Голова слегка закружилась, и всколыхнулся перед глазами поросший чабрецом склон Терновой балки… Я сделал глоток горьковато-пряного чабрецового чая, на секунду прикрыл глаза.
- Наташ!.. О наших что-нибудь знаешь?
Наташа обрадовалась вопросу, заторопилась:
- Танюшка Оболенцева, подружка моя, – помнишь? В 8-м Б училась, – в Меловской школе работает, первоклашки у неё в этом году. – Улыбнулась: – Андрюха Дёмин вовсю старается: Ленка ему второго пацана в конце лета родила.
Я тоже заулыбался:
- Молодец! Успевает! Нос, небось, задрал, – дальше некуда.

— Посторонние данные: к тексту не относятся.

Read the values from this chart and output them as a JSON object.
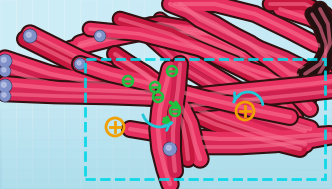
{
  "bg_color_top": "#b8e8f0",
  "bg_color_bottom": "#d0f0f8",
  "bg_color_right": "#e8f8fc",
  "tube_color": "#e83060",
  "tube_dark": "#c01840",
  "tube_highlight": "#f87090",
  "tube_end_color": "#8090c8",
  "ion_plus_color": "#f0a000",
  "ion_minus_color": "#20c040",
  "ion_minus_border": "#10a030",
  "arrow_color": "#20c040",
  "cyan_arrow_color": "#20c8d8",
  "dashed_box_color": "#00d8e8",
  "shadow_color": "#404040",
  "figsize": [
    3.32,
    1.89
  ],
  "dpi": 100
}
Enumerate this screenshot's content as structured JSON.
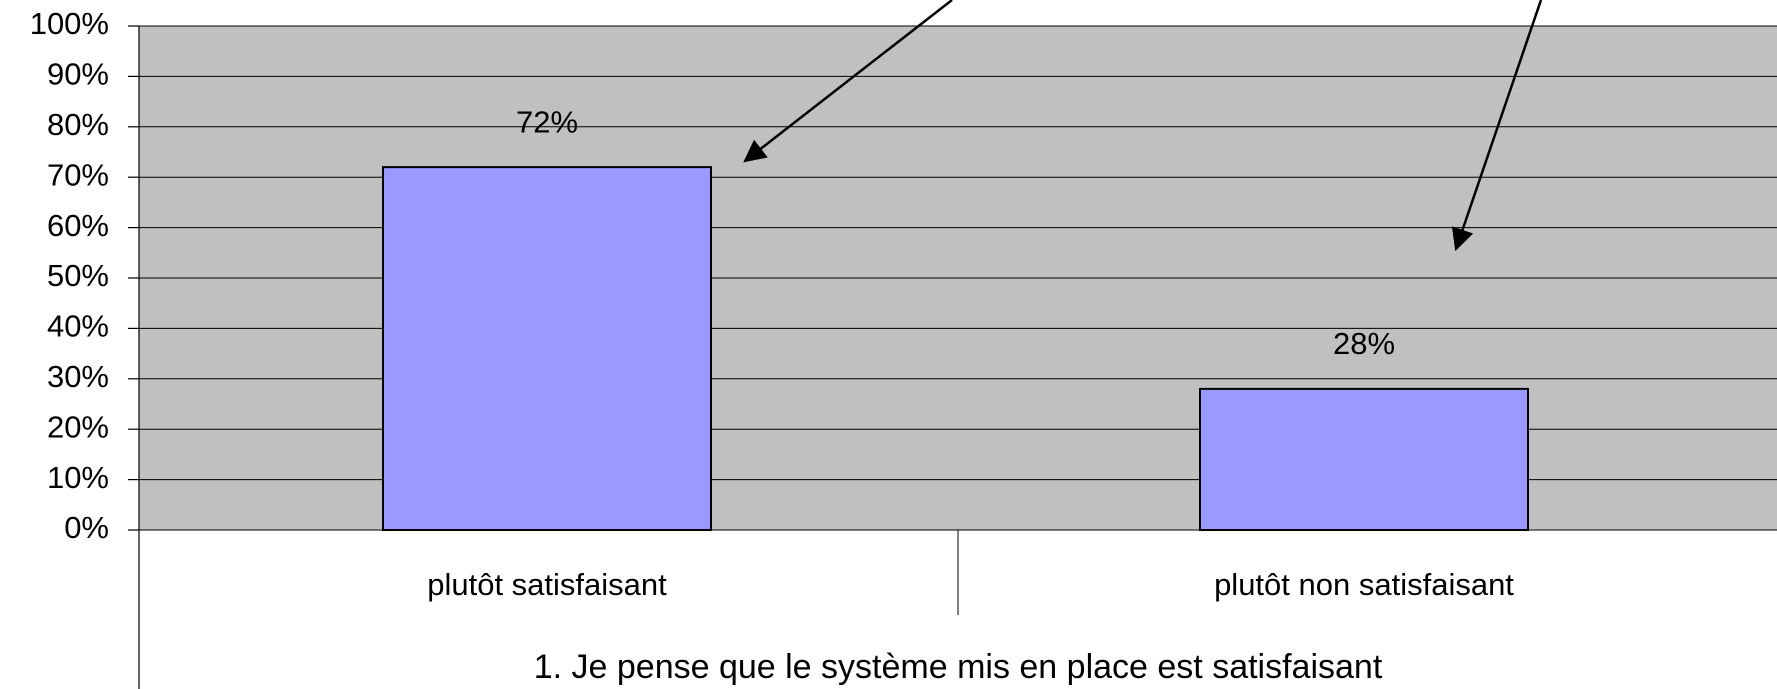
{
  "chart_data": {
    "type": "bar",
    "x_label": "1. Je pense que le système mis en place est satisfaisant",
    "categories": [
      "plutôt satisfaisant",
      "plutôt non satisfaisant"
    ],
    "values": [
      72,
      28
    ],
    "value_labels": [
      "72%",
      "28%"
    ],
    "color": "#9999ff",
    "ylim": [
      0,
      100
    ],
    "yticks": [
      {
        "value": 0,
        "label": "0%"
      },
      {
        "value": 10,
        "label": "10%"
      },
      {
        "value": 20,
        "label": "20%"
      },
      {
        "value": 30,
        "label": "30%"
      },
      {
        "value": 40,
        "label": "40%"
      },
      {
        "value": 50,
        "label": "50%"
      },
      {
        "value": 60,
        "label": "60%"
      },
      {
        "value": 70,
        "label": "70%"
      },
      {
        "value": 80,
        "label": "80%"
      },
      {
        "value": 90,
        "label": "90%"
      },
      {
        "value": 100,
        "label": "100%"
      }
    ],
    "grid": true
  }
}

-Точно, – задрал. Через год, сказал, третий будет, а уж потом – девчонка. – Наташа мимолётно коснулась пальцами тёмных, будто потяжелевших век, и я понял, как она устаёт. – Под Кременной сейчас Андрюха.
Наташа быстро склонила лицо к чашке. Больше про Андрюху Дёмина говорить ничего не надо было, раз он воюет под Кременной…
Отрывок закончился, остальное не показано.